There’s no way we can have an honest public conversation about this
juncture if we’re not allowed to talk about Obama’s war crimes. Which is,
of course, why the Biden supporters are the most adamant that we’re not
allowed to talk about this.

For example: Biden was a principal architect of the Iraq war. He didn’t
just vote for the war. As the Democratic chair of the Senate Foreign
Relations Committee in the Democratic-controlled Senate, he played a
crucial role in ensuring that the Senate voted for the war. He actively
helped the Bush Administration orchestrate the Senate vote for the war. If
Dick Durbin had been chair of SFRC instead of Joe Biden, the Senate
wouldn’t have voted for the war, and the war wouldn’t have happened, and
American and Iraqi human beings who were killed in the war would be walking
the Earth today.
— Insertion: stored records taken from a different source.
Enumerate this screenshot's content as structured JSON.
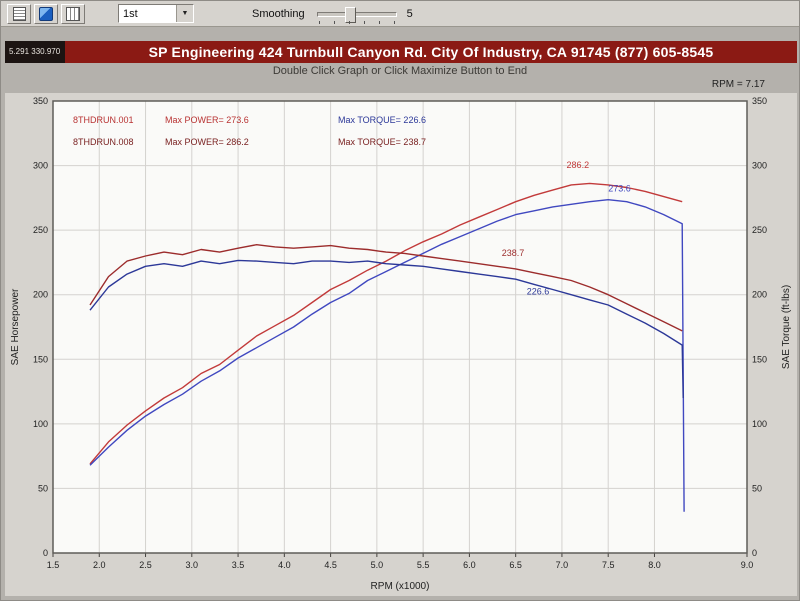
{
  "toolbar": {
    "icons": [
      {
        "name": "report-icon"
      },
      {
        "name": "gauge-icon"
      },
      {
        "name": "grid-icon"
      }
    ],
    "dropdown_value": "1st",
    "smoothing_label": "Smoothing",
    "smoothing_value": "5"
  },
  "header": {
    "readout": "5.291  330.970",
    "title": "SP Engineering 424 Turnbull Canyon Rd. City Of Industry, CA 91745 (877) 605-8545",
    "subtitle": "Double Click Graph or Click Maximize Button to End",
    "cursor_readout": "RPM = 7.17"
  },
  "chart_data": {
    "type": "line",
    "title": "",
    "xlabel": "RPM (x1000)",
    "ylabel_left": "SAE Horsepower",
    "ylabel_right": "SAE Torque (ft-lbs)",
    "xlim": [
      1.5,
      9.0
    ],
    "ylim": [
      0,
      350
    ],
    "x_ticks": [
      1.5,
      2.0,
      2.5,
      3.0,
      3.5,
      4.0,
      4.5,
      5.0,
      5.5,
      6.0,
      6.5,
      7.0,
      7.5,
      8.0,
      9.0
    ],
    "y_ticks": [
      0,
      50,
      100,
      150,
      200,
      250,
      300,
      350
    ],
    "grid": true,
    "legend_position": "top-left-inside",
    "legend": [
      {
        "file": "8THDRUN.001",
        "max_power_label": "Max POWER= 273.6",
        "max_torque_label": "Max TORQUE= 226.6",
        "color": "#b83232",
        "torque_color": "#2c3898"
      },
      {
        "file": "8THDRUN.008",
        "max_power_label": "Max POWER= 286.2",
        "max_torque_label": "Max TORQUE= 238.7",
        "color": "#7a2222",
        "torque_color": "#7a2222"
      }
    ],
    "series": [
      {
        "name": "hp-run-008",
        "color": "#c23a3a",
        "x": [
          1.9,
          2.1,
          2.3,
          2.5,
          2.7,
          2.9,
          3.1,
          3.3,
          3.5,
          3.7,
          3.9,
          4.1,
          4.3,
          4.5,
          4.7,
          4.9,
          5.1,
          5.3,
          5.5,
          5.7,
          5.9,
          6.1,
          6.3,
          6.5,
          6.7,
          6.9,
          7.1,
          7.3,
          7.5,
          7.7,
          7.9,
          8.1,
          8.3
        ],
        "y": [
          69,
          86,
          99,
          110,
          120,
          128,
          139,
          146,
          157,
          168,
          176,
          184,
          194,
          204,
          211,
          219,
          226,
          234,
          241,
          247,
          254,
          260,
          266,
          272,
          277,
          281,
          285,
          286.2,
          285,
          283,
          280,
          276,
          272
        ]
      },
      {
        "name": "hp-run-001",
        "color": "#4048c0",
        "x": [
          1.9,
          2.1,
          2.3,
          2.5,
          2.7,
          2.9,
          3.1,
          3.3,
          3.5,
          3.7,
          3.9,
          4.1,
          4.3,
          4.5,
          4.7,
          4.9,
          5.1,
          5.3,
          5.5,
          5.7,
          5.9,
          6.1,
          6.3,
          6.5,
          6.7,
          6.9,
          7.1,
          7.3,
          7.5,
          7.7,
          7.9,
          8.1,
          8.3,
          8.32
        ],
        "y": [
          68,
          82,
          95,
          106,
          115,
          123,
          133,
          141,
          151,
          159,
          167,
          175,
          185,
          194,
          201,
          211,
          218,
          225,
          232,
          239,
          245,
          251,
          257,
          262,
          265,
          268,
          270,
          272,
          273.6,
          272,
          268,
          262,
          255,
          32
        ]
      },
      {
        "name": "tq-run-008",
        "color": "#9c2c2c",
        "x": [
          1.9,
          2.1,
          2.3,
          2.5,
          2.7,
          2.9,
          3.1,
          3.3,
          3.5,
          3.7,
          3.9,
          4.1,
          4.3,
          4.5,
          4.7,
          4.9,
          5.1,
          5.3,
          5.5,
          5.7,
          5.9,
          6.1,
          6.3,
          6.5,
          6.7,
          6.9,
          7.1,
          7.3,
          7.5,
          7.7,
          7.9,
          8.1,
          8.3
        ],
        "y": [
          192,
          214,
          226,
          230,
          233,
          231,
          235,
          233,
          236,
          238.7,
          237,
          236,
          237,
          238,
          236,
          235,
          233,
          232,
          230,
          228,
          226,
          224,
          222,
          220,
          217,
          214,
          211,
          206,
          200,
          193,
          186,
          179,
          172
        ]
      },
      {
        "name": "tq-run-001",
        "color": "#2c3898",
        "x": [
          1.9,
          2.1,
          2.3,
          2.5,
          2.7,
          2.9,
          3.1,
          3.3,
          3.5,
          3.7,
          3.9,
          4.1,
          4.3,
          4.5,
          4.7,
          4.9,
          5.1,
          5.3,
          5.5,
          5.7,
          5.9,
          6.1,
          6.3,
          6.5,
          6.7,
          6.9,
          7.1,
          7.3,
          7.5,
          7.7,
          7.9,
          8.1,
          8.3,
          8.31
        ],
        "y": [
          188,
          206,
          216,
          222,
          224,
          222,
          226,
          224,
          226.6,
          226,
          225,
          224,
          226,
          226,
          225,
          226,
          224,
          223,
          222,
          220,
          218,
          216,
          214,
          212,
          208,
          204,
          200,
          196,
          192,
          185,
          178,
          170,
          161,
          120
        ]
      }
    ],
    "point_labels": [
      {
        "text": "286.2",
        "x": 7.05,
        "y": 298,
        "color": "#c23a3a"
      },
      {
        "text": "273.6",
        "x": 7.5,
        "y": 280,
        "color": "#4048c0"
      },
      {
        "text": "238.7",
        "x": 6.35,
        "y": 230,
        "color": "#9c2c2c"
      },
      {
        "text": "226.6",
        "x": 6.62,
        "y": 200,
        "color": "#2c3898"
      }
    ]
  }
}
We know that this is true about Dick Durbin not only
because Dick Durbin voted against the war, but because he later gave a
speech on the Senate floor saying that he knew at the time of the vote as a
member of the Senate intelligence committee that the Bush Administration’s
public case for war did not match U.S. intelligence that was being given to
Members of Congress. Of course, Dick Durbin didn’t know this by himself.
Joe Biden knew it too.

Does the fact that Biden was Obama’s Vice-President wash all that away?
How? Why?

For example: when Biden was Obama’s Vice-President in March 2015, the
Obama-Biden Administration unconstitutionally began U.S. participation in
the Saudi war in Yemen, a war that had nothing to do with the values and
interests of Americans outside the Beltway, a war that created the worst
humanitarian crisis in the world, driving millions of innocent human beings
to the brink of famine; thereby breaking every promise Obama-Biden made
while they were running for the White House about not starting
unconstitutional wars and “ending the mindset that got us into war in the
first place.”

Does the fact that Biden was Obama’s Vice-President wash all that away?
How? Why?

The Democratic Establishment didn’t learn much from its role in the Iraq
war. The human being most responsible for this Democratic Establishment
failure to learn from the Iraq war was Barack Obama. Progressive Democrats
are morally obligated to try to have a kind of “#metoo”-like open and
honest public conversation about this if we want to end the endless war.